Bir hit yaratmak için bir izleyicinin benzer ürünlerle nasıl etkileşime girdiğini araştıran Thompson, halihazırda var olan efsaneleri ve ideolojileri yeniden uyarlamayı tavsiye ediyor. Örneğin, hikaye anlatımı (kitaplar, filmler veya bir pazarlama kampanyası) içinde insanlar kahramanlık ister: “Mükemmel bir hikayenin en önemli özelliklerinden biri, kahramanlar yaratma becerisidir.”

Bu işin hüneri ise açıkça türemiş bir şey yapmamaktır. Doğru dengeyi elde etmek için Thompson, endüstriyel tasarımın babası olan Raymond Loewy’nin MAYA ilkesinin takip edilmesini öneriyor:  “En gelişmiş olacak ama aynı zamanda da kabul edilebilir olacak.”

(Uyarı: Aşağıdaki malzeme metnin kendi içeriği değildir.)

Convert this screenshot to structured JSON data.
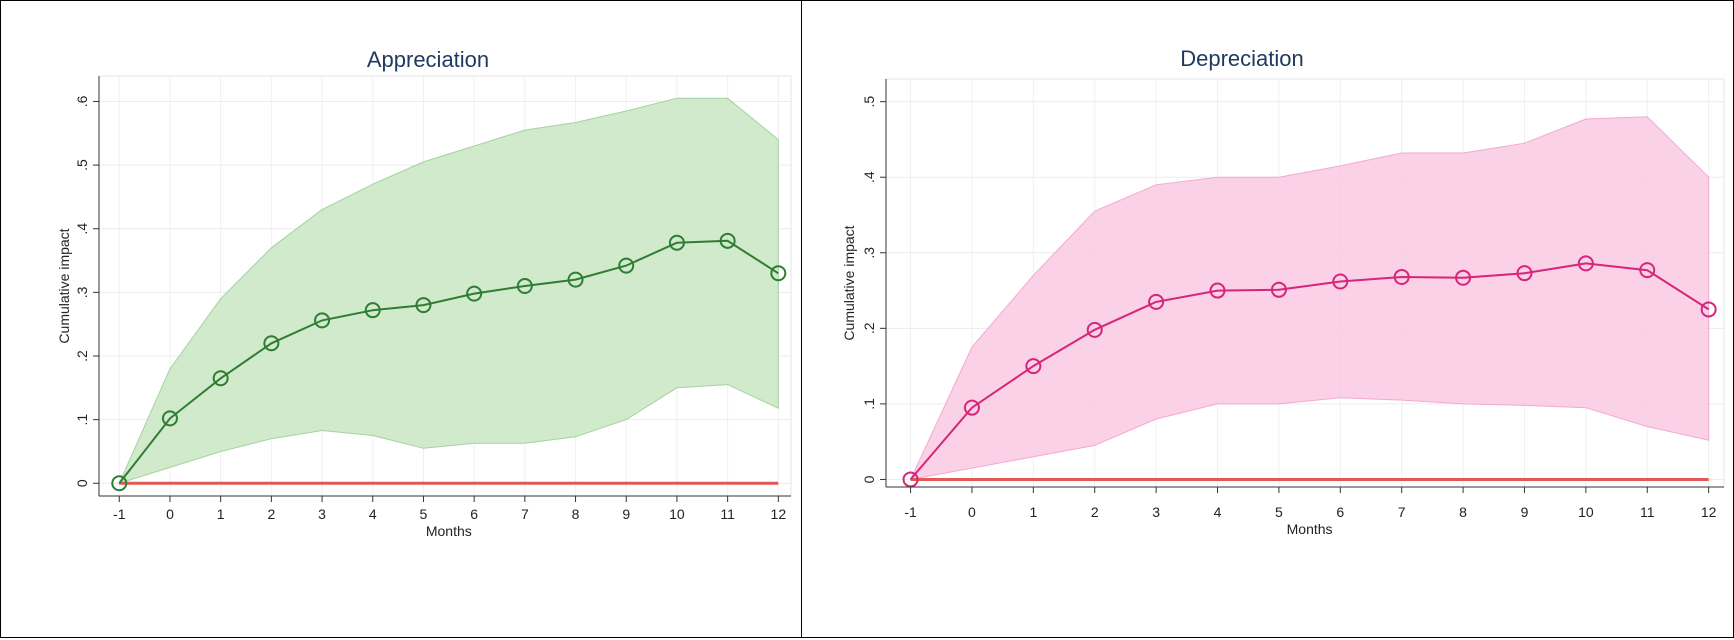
{
  "chart_data": [
    {
      "type": "line",
      "title": "Appreciation",
      "xlabel": "Months",
      "ylabel": "Cumulative impact",
      "x": [
        -1,
        0,
        1,
        2,
        3,
        4,
        5,
        6,
        7,
        8,
        9,
        10,
        11,
        12
      ],
      "xticks": [
        "-1",
        "0",
        "1",
        "2",
        "3",
        "4",
        "5",
        "6",
        "7",
        "8",
        "9",
        "10",
        "11",
        "12"
      ],
      "yticks": [
        0,
        0.1,
        0.2,
        0.3,
        0.4,
        0.5,
        0.6
      ],
      "ytick_labels": [
        "0",
        ".1",
        ".2",
        ".3",
        ".4",
        ".5",
        ".6"
      ],
      "ylim": [
        -0.02,
        0.64
      ],
      "grid": true,
      "series": [
        {
          "values": [
            0,
            0.102,
            0.165,
            0.22,
            0.256,
            0.272,
            0.28,
            0.298,
            0.31,
            0.32,
            0.342,
            0.378,
            0.381,
            0.33
          ],
          "ci_upper": [
            0,
            0.18,
            0.29,
            0.37,
            0.43,
            0.47,
            0.505,
            0.53,
            0.555,
            0.567,
            0.585,
            0.605,
            0.605,
            0.54
          ],
          "ci_lower": [
            0,
            0.025,
            0.05,
            0.07,
            0.083,
            0.075,
            0.055,
            0.063,
            0.063,
            0.073,
            0.1,
            0.15,
            0.155,
            0.118
          ]
        }
      ],
      "reference_line": 0,
      "colors": {
        "line": "#2e7d32",
        "band": "#c8e6c2",
        "band_edge": "#a5d3a0",
        "ref": "#e05a55"
      }
    },
    {
      "type": "line",
      "title": "Depreciation",
      "xlabel": "Months",
      "ylabel": "Cumulative impact",
      "x": [
        -1,
        0,
        1,
        2,
        3,
        4,
        5,
        6,
        7,
        8,
        9,
        10,
        11,
        12
      ],
      "xticks": [
        "-1",
        "0",
        "1",
        "2",
        "3",
        "4",
        "5",
        "6",
        "7",
        "8",
        "9",
        "10",
        "11",
        "12"
      ],
      "yticks": [
        0,
        0.1,
        0.2,
        0.3,
        0.4,
        0.5
      ],
      "ytick_labels": [
        "0",
        ".1",
        ".2",
        ".3",
        ".4",
        ".5"
      ],
      "ylim": [
        -0.01,
        0.53
      ],
      "grid": true,
      "series": [
        {
          "values": [
            0,
            0.095,
            0.15,
            0.198,
            0.235,
            0.25,
            0.251,
            0.262,
            0.268,
            0.267,
            0.273,
            0.286,
            0.277,
            0.225
          ],
          "ci_upper": [
            0,
            0.175,
            0.27,
            0.355,
            0.39,
            0.4,
            0.4,
            0.415,
            0.432,
            0.432,
            0.445,
            0.477,
            0.48,
            0.4
          ],
          "ci_lower": [
            0,
            0.015,
            0.03,
            0.045,
            0.08,
            0.1,
            0.1,
            0.108,
            0.105,
            0.1,
            0.098,
            0.095,
            0.07,
            0.052
          ]
        }
      ],
      "reference_line": 0,
      "colors": {
        "line": "#d6257a",
        "band": "#f9c9e3",
        "band_edge": "#f2a9d1",
        "ref": "#e05a55"
      }
    }
  ]
}
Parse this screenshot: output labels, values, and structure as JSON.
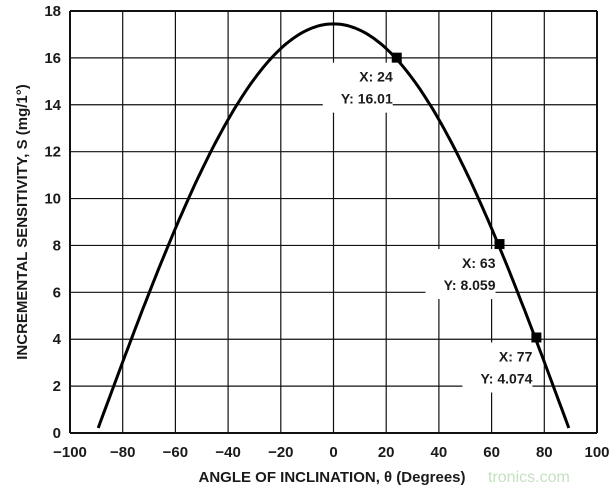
{
  "chart_data": {
    "type": "line",
    "title": "",
    "xlabel": "ANGLE OF INCLINATION, θ (Degrees)",
    "ylabel": "INCREMENTAL SENSITIVITY, S (mg/1°)",
    "xlim": [
      -100,
      100
    ],
    "ylim": [
      0,
      18
    ],
    "xticks": [
      "−100",
      "−80",
      "−60",
      "−40",
      "−20",
      "0",
      "20",
      "40",
      "60",
      "80",
      "100"
    ],
    "yticks": [
      "0",
      "2",
      "4",
      "6",
      "8",
      "10",
      "12",
      "14",
      "16",
      "18"
    ],
    "grid": true,
    "series": [
      {
        "x": [
          -89.3,
          -80,
          -70,
          -60,
          -50,
          -40,
          -30,
          -20,
          -10,
          0,
          10,
          20,
          30,
          40,
          50,
          60,
          70,
          80,
          89.3
        ],
        "y": [
          0.2,
          3.03,
          5.97,
          8.73,
          11.22,
          13.37,
          15.11,
          16.4,
          17.19,
          17.45,
          17.19,
          16.4,
          15.11,
          13.37,
          11.22,
          8.73,
          5.97,
          3.03,
          0.2
        ]
      }
    ],
    "annotations": [
      {
        "x": 24,
        "y": 16.01,
        "label_x": "X: 24",
        "label_y": "Y: 16.01"
      },
      {
        "x": 63,
        "y": 8.059,
        "label_x": "X: 63",
        "label_y": "Y: 8.059"
      },
      {
        "x": 77,
        "y": 4.074,
        "label_x": "X: 77",
        "label_y": "Y: 4.074"
      }
    ],
    "line_color": "#000000"
  },
  "watermark": "tronics.com"
}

Thompson aynı zamanda tanıdık ve bilindik bir şey yaratmakla ilgili de şu sözleri söylüyor: “Karşıtlarıyla gerginlikte olan bir şeyler satıyorsunuz… Şaşırtıcı bir şey satmak, onu aslında tanıdık yapmaktan geçiyor.”

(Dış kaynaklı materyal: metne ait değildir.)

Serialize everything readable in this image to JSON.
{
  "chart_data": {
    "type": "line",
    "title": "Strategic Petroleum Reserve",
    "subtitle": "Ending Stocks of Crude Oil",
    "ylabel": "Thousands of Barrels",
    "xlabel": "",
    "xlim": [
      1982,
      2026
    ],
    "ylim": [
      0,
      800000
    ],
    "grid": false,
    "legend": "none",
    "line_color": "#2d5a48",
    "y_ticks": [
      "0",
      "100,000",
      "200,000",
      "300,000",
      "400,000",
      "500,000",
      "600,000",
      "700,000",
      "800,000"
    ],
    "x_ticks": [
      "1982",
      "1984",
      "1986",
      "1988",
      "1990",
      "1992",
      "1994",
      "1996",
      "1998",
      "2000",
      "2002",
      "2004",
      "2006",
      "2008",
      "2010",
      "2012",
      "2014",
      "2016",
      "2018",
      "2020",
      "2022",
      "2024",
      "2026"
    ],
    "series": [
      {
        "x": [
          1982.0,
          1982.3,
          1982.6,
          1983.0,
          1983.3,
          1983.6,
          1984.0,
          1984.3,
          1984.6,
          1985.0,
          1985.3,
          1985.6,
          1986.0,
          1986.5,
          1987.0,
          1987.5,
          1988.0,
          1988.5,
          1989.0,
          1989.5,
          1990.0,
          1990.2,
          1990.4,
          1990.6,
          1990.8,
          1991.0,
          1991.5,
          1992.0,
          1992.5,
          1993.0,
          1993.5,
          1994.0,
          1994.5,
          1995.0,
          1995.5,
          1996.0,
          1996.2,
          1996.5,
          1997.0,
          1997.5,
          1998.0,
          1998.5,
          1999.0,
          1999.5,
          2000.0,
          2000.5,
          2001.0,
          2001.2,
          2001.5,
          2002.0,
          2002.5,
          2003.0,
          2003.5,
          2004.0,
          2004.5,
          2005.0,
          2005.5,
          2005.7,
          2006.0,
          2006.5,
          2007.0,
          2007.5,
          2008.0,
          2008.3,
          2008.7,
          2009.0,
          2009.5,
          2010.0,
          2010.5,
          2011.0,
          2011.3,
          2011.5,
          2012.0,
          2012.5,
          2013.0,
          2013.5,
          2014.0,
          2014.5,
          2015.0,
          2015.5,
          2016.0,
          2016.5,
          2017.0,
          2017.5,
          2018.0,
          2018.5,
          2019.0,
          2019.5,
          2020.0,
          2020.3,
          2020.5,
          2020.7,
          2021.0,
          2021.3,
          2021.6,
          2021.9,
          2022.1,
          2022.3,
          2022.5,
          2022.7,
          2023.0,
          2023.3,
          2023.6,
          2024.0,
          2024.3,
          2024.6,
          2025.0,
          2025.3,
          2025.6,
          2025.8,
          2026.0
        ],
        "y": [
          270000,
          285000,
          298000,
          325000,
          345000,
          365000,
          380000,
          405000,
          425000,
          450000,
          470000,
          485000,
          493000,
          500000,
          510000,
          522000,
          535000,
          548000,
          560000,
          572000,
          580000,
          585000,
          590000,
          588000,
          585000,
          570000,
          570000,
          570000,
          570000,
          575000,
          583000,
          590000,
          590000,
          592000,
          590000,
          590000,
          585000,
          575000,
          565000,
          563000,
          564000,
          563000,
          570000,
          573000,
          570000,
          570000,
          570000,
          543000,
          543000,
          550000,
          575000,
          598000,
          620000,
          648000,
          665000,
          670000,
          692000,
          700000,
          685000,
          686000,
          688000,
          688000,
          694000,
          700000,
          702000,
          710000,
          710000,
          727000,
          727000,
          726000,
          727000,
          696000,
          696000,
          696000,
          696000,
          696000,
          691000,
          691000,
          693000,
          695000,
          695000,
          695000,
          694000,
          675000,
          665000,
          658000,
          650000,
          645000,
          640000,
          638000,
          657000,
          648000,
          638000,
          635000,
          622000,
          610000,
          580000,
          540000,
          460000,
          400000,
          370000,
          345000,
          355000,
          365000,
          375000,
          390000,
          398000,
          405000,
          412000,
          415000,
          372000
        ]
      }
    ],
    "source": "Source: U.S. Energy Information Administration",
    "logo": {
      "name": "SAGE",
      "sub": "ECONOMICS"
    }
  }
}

Teknoloji endüstrisinin benimsediği bir konsept var: “En başarılı bazı teknoloji ürünlerinin nasıl satıldığına bir bakın. Cesur bir yeni fikri, aşinalıkla  tasarlayarak tüketicinin karşı koymasına engel olurlar. Örneğin Steve Jobs, Mac’lerin ekranlarının yüz gibi görünmesini ve açıldığında “merhaba” demesini istemiş. Yüz ve merhaba… Arkadaşmış hissi uyandırıyor ve müthiş bir fikir.

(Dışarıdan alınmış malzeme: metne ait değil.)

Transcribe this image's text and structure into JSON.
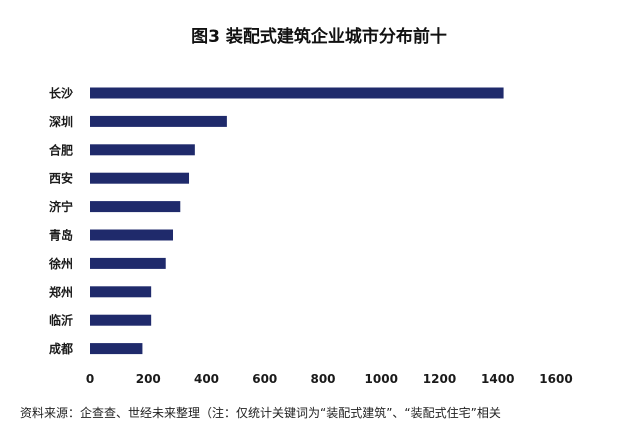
{
  "chart_data": {
    "type": "bar",
    "orientation": "horizontal",
    "title": "图3 装配式建筑企业城市分布前十",
    "categories": [
      "长沙",
      "深圳",
      "合肥",
      "西安",
      "济宁",
      "青岛",
      "徐州",
      "郑州",
      "临沂",
      "成都"
    ],
    "values": [
      1420,
      470,
      360,
      340,
      310,
      285,
      260,
      210,
      210,
      180
    ],
    "xlabel": "",
    "ylabel": "",
    "xlim": [
      0,
      1600
    ],
    "xticks": [
      "0",
      "200",
      "400",
      "600",
      "800",
      "1000",
      "1200",
      "1400",
      "1600"
    ],
    "grid": false,
    "legend": "none",
    "bar_color": "#1f2a6b"
  },
  "footer": {
    "source": "资料来源：企查查、世经未来整理（注：仅统计关键词为“装配式建筑”、“装配式住宅”相关"
  }
}
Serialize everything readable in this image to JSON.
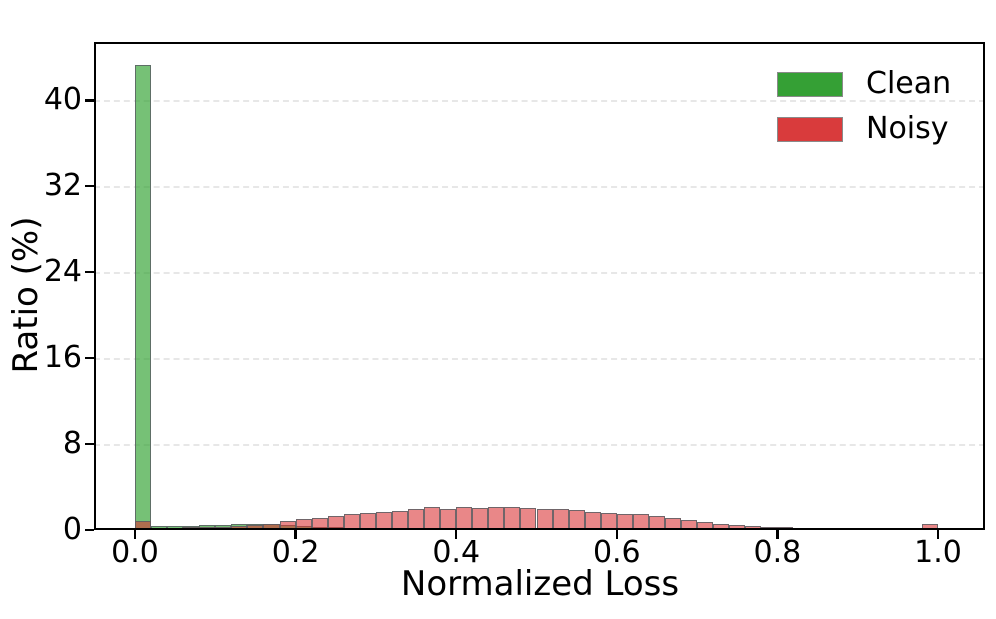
{
  "chart_data": {
    "type": "bar",
    "subtype": "histogram",
    "title": "",
    "xlabel": "Normalized Loss",
    "ylabel": "Ratio (%)",
    "xlim": [
      -0.051,
      1.058
    ],
    "ylim": [
      0,
      45.4
    ],
    "x_ticks": [
      0.0,
      0.2,
      0.4,
      0.6,
      0.8,
      1.0
    ],
    "x_tick_labels": [
      "0.0",
      "0.2",
      "0.4",
      "0.6",
      "0.8",
      "1.0"
    ],
    "y_ticks": [
      0,
      8,
      16,
      24,
      32,
      40
    ],
    "y_tick_labels": [
      "0",
      "8",
      "16",
      "24",
      "32",
      "40"
    ],
    "grid": "horizontal-dashed",
    "grid_color": "#e7e7e7",
    "bin_start": 0.0,
    "bin_width": 0.02,
    "legend_position": "top-right",
    "series": [
      {
        "name": "Clean",
        "legend_color": "#35a035",
        "fill": "rgba(44,160,44,0.65)",
        "css_class": "bar-clean",
        "values": [
          43.3,
          0.35,
          0.35,
          0.4,
          0.45,
          0.5,
          0.55,
          0.6,
          0.55,
          0.5,
          0.4,
          0.32,
          0.26,
          0.2,
          0.16,
          0.12,
          0.1,
          0.08,
          0.06,
          0.05,
          0.04,
          0.03,
          0.03,
          0.02,
          0.02,
          0.01,
          0.01,
          0.01,
          0.01,
          0.01,
          0,
          0,
          0,
          0,
          0,
          0,
          0,
          0,
          0,
          0,
          0,
          0,
          0,
          0,
          0,
          0,
          0,
          0,
          0,
          0
        ]
      },
      {
        "name": "Noisy",
        "legend_color": "#d93b3c",
        "fill": "rgba(217,48,50,0.58)",
        "css_class": "bar-noisy",
        "values": [
          0.85,
          0.2,
          0.2,
          0.25,
          0.28,
          0.3,
          0.35,
          0.45,
          0.55,
          0.8,
          1.0,
          1.15,
          1.3,
          1.45,
          1.55,
          1.65,
          1.8,
          1.95,
          2.1,
          2.0,
          2.15,
          2.05,
          2.1,
          2.15,
          2.05,
          2.0,
          1.95,
          1.85,
          1.7,
          1.6,
          1.5,
          1.45,
          1.3,
          1.1,
          0.9,
          0.75,
          0.6,
          0.5,
          0.4,
          0.3,
          0.25,
          0.2,
          0.15,
          0.1,
          0.08,
          0.05,
          0.04,
          0.03,
          0.02,
          0.55
        ]
      }
    ]
  }
}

Yapay zeka ile nasıl etkileşime girdiğimiz, makinelere insanmış gibi hitap ettiğimizle benzer bir hikayeydi aslında bu. Tıpkı “Merhaba, Siri” veya “Hello, Alexa” gibi…

Krallık dağıtıma ait

Thompson’un başka bir iddiası da popüler bir şey yapmaya gelince dağıtımın içerikten genellikle daha önemli olduğu yönünde. “Bazen analistler veya gazeteciler bir ürünün başarısını açıklamaya çalıştığında, yalnızca ürünün kendisinin niteliklerine bakarız; ancak izleyiciye nasıl ulaştığının öyküsüne bakmalıyız” diyor. Kitabında tek bir satırda içeriğin kral olduğunu yazdığını belirtiyor. Çünkü krallık dağıtıma ait: “Bu metaforu çözmek için çok sayıda kral var, doğru. Ama satışa krallık karar veriyor.”

Viral efsanesi

Bununla birlikte, Thompson, milyonlarca birebir olarak tanımladığı, uzun süredir devam eden viral saldırının gerçekten var olduğuna inanmıyor. Popüler bir hit yolculuğunda, genellikle etkilenen bir kişinin orantısız bir etkisi olan bir “yayın anı” vardır. Örneğin, Twitter’da bir şey patlar, çünkü genellikle herkes paylaşıyor, ancak bir “yayıncı” aynı anda bir sürü insanla paylaşıyor. Justin Bieber milyonlara sesleniyor, ancak arkadaşınız sizinle paylaşıyor. Bu nedenle Bieber’in tweet’inin etkisini görmüyorsunuz. Thompson, “Bir şeylerin viral hale geldiğini düşündüğümüzde, yayıncının kim olduğunu bulmalıyız” diyor.

Bu yazı ilk olarak Campaign Türkiye Haziran 2017 sayısında yayımlanmıştır.